Now this is not the only way to do it. But as an entrepreneur you must own the “creation of your business”. You can delegate pieces but you must train, coach, measure and hold accountable all of the people you have delegated the process to.
Over the period of a year we spent 500 hours supporting, upgrading and administering one application. A 10% improvement in overall efficiency could translate into 50 hours of savings a year.
As the president I am an expensive resource as are some others in the company. But once the process is more efficient and predictable you can delegate certain work to less expensive resource without the risk of having it all fall apart. Now you have a double savings; $5,000 becomes $10,000 or more.
This is only one process out of a lot even for our company.
It is likely you are sitting on a lot of lost opportunity as well. Maybe even your ability to grow or become great!
How It Works
There are several things you need to do to successfully work on the business. Other than customers and your product and services; building a great company involves three things that often get overlooked:
- The strategic plan and execution;
- Working on the business (processes, systems, tools and infrastructure); and
- Developing your people.
Working on the business means:
- Defining the things you need to measure (KPIs);
- Defining your business components (processes, systems, tools and infrastructure);
- Aligning the business components with your strategy, values and people; and
- Making your business as efficient and predicable as it can be.

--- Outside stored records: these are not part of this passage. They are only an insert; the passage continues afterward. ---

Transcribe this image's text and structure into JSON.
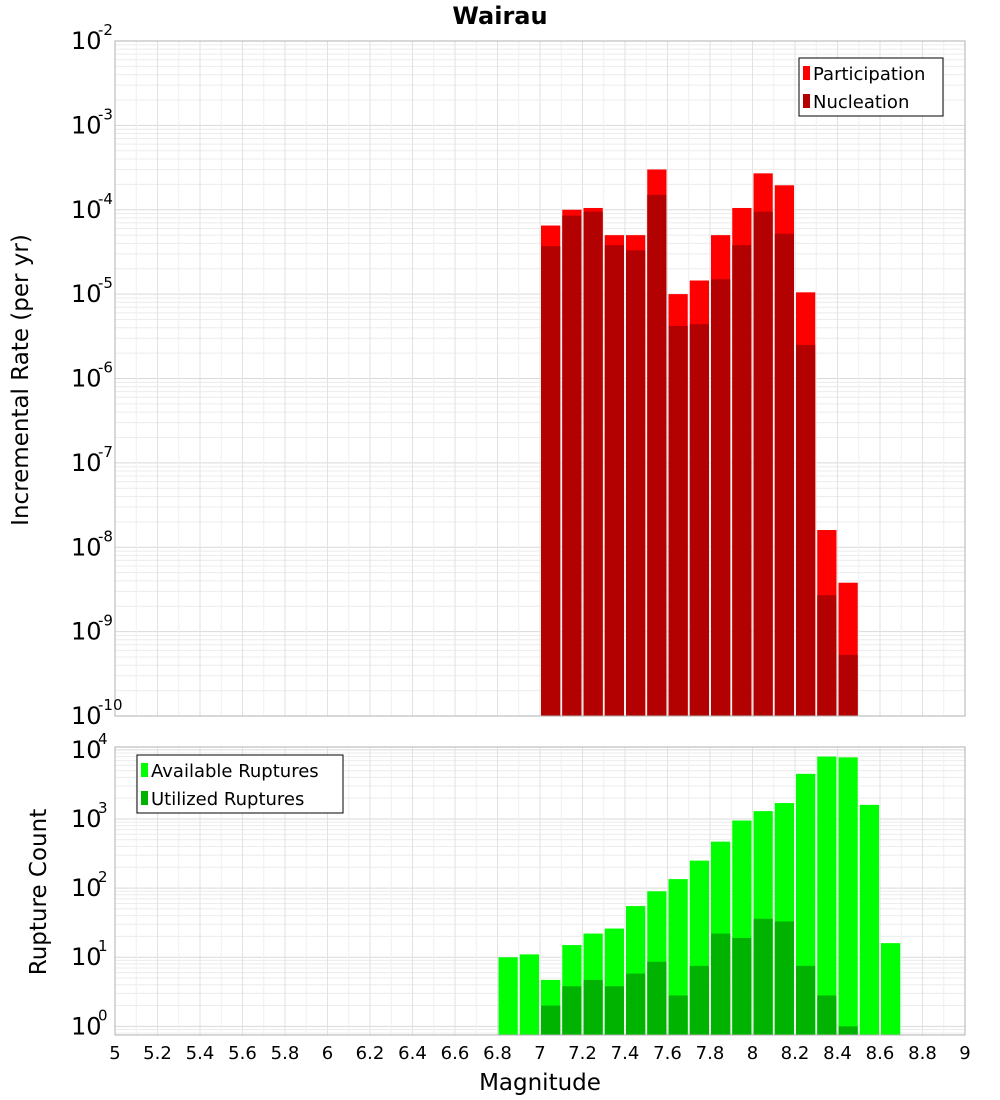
{
  "chart_data": [
    {
      "type": "bar",
      "title": "Wairau",
      "xlabel": "",
      "ylabel": "Incremental Rate (per yr)",
      "yscale": "log",
      "ylim": [
        1e-10,
        0.01
      ],
      "xlim": [
        5,
        9
      ],
      "x": [
        7.05,
        7.15,
        7.25,
        7.35,
        7.45,
        7.55,
        7.65,
        7.75,
        7.85,
        7.95,
        8.05,
        8.15,
        8.25,
        8.35,
        8.45
      ],
      "grid": true,
      "legend_position": "top-right",
      "series": [
        {
          "name": "Participation",
          "color": "#ff0000",
          "values": [
            6.5e-05,
            0.0001,
            0.000105,
            5e-05,
            5e-05,
            0.0003,
            1e-05,
            1.45e-05,
            5e-05,
            0.000105,
            0.00027,
            0.000195,
            1.05e-05,
            1.6e-08,
            3.8e-09
          ]
        },
        {
          "name": "Nucleation",
          "color": "#b30000",
          "values": [
            3.7e-05,
            8.5e-05,
            9.5e-05,
            3.8e-05,
            3.3e-05,
            0.00015,
            4.2e-06,
            4.4e-06,
            1.5e-05,
            3.8e-05,
            9.5e-05,
            5.2e-05,
            2.5e-06,
            2.7e-09,
            5.3e-10
          ]
        }
      ]
    },
    {
      "type": "bar",
      "title": "",
      "xlabel": "Magnitude",
      "ylabel": "Rupture Count",
      "yscale": "log",
      "ylim": [
        0.75,
        11000
      ],
      "xlim": [
        5,
        9
      ],
      "xticks": [
        "5",
        "5.2",
        "5.4",
        "5.6",
        "5.8",
        "6",
        "6.2",
        "6.4",
        "6.6",
        "6.8",
        "7",
        "7.2",
        "7.4",
        "7.6",
        "7.8",
        "8",
        "8.2",
        "8.4",
        "8.6",
        "8.8",
        "9"
      ],
      "x": [
        6.85,
        6.95,
        7.05,
        7.15,
        7.25,
        7.35,
        7.45,
        7.55,
        7.65,
        7.75,
        7.85,
        7.95,
        8.05,
        8.15,
        8.25,
        8.35,
        8.45,
        8.55,
        8.65
      ],
      "grid": true,
      "legend_position": "top-left",
      "series": [
        {
          "name": "Available Ruptures",
          "color": "#00ff00",
          "values": [
            10,
            11,
            4.7,
            15,
            22,
            26,
            55,
            90,
            135,
            250,
            470,
            950,
            1300,
            1700,
            4500,
            8000,
            7800,
            1600,
            16
          ]
        },
        {
          "name": "Utilized Ruptures",
          "color": "#00b300",
          "values": [
            null,
            null,
            2,
            3.8,
            4.7,
            3.8,
            5.8,
            8.6,
            2.8,
            7.5,
            22,
            19,
            36,
            33,
            7.5,
            2.8,
            1.0,
            null,
            null
          ]
        }
      ]
    }
  ]
}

Using a proven methodology is a great first step. Using a tool like Manifast to reinforce the process and streamline the tracking is even better.
What is in it for employees?
Well you could use a percentage of the increase in profits to self-fund a profit sharing plan. Most people also want to be efficient and produce at the highest level possible. They just need to know how to keep score and have the time and tools to do it.
What about you?
How much time do you spend working on your business? How much money might you be leaving on the table?
What action are you going to take? Today?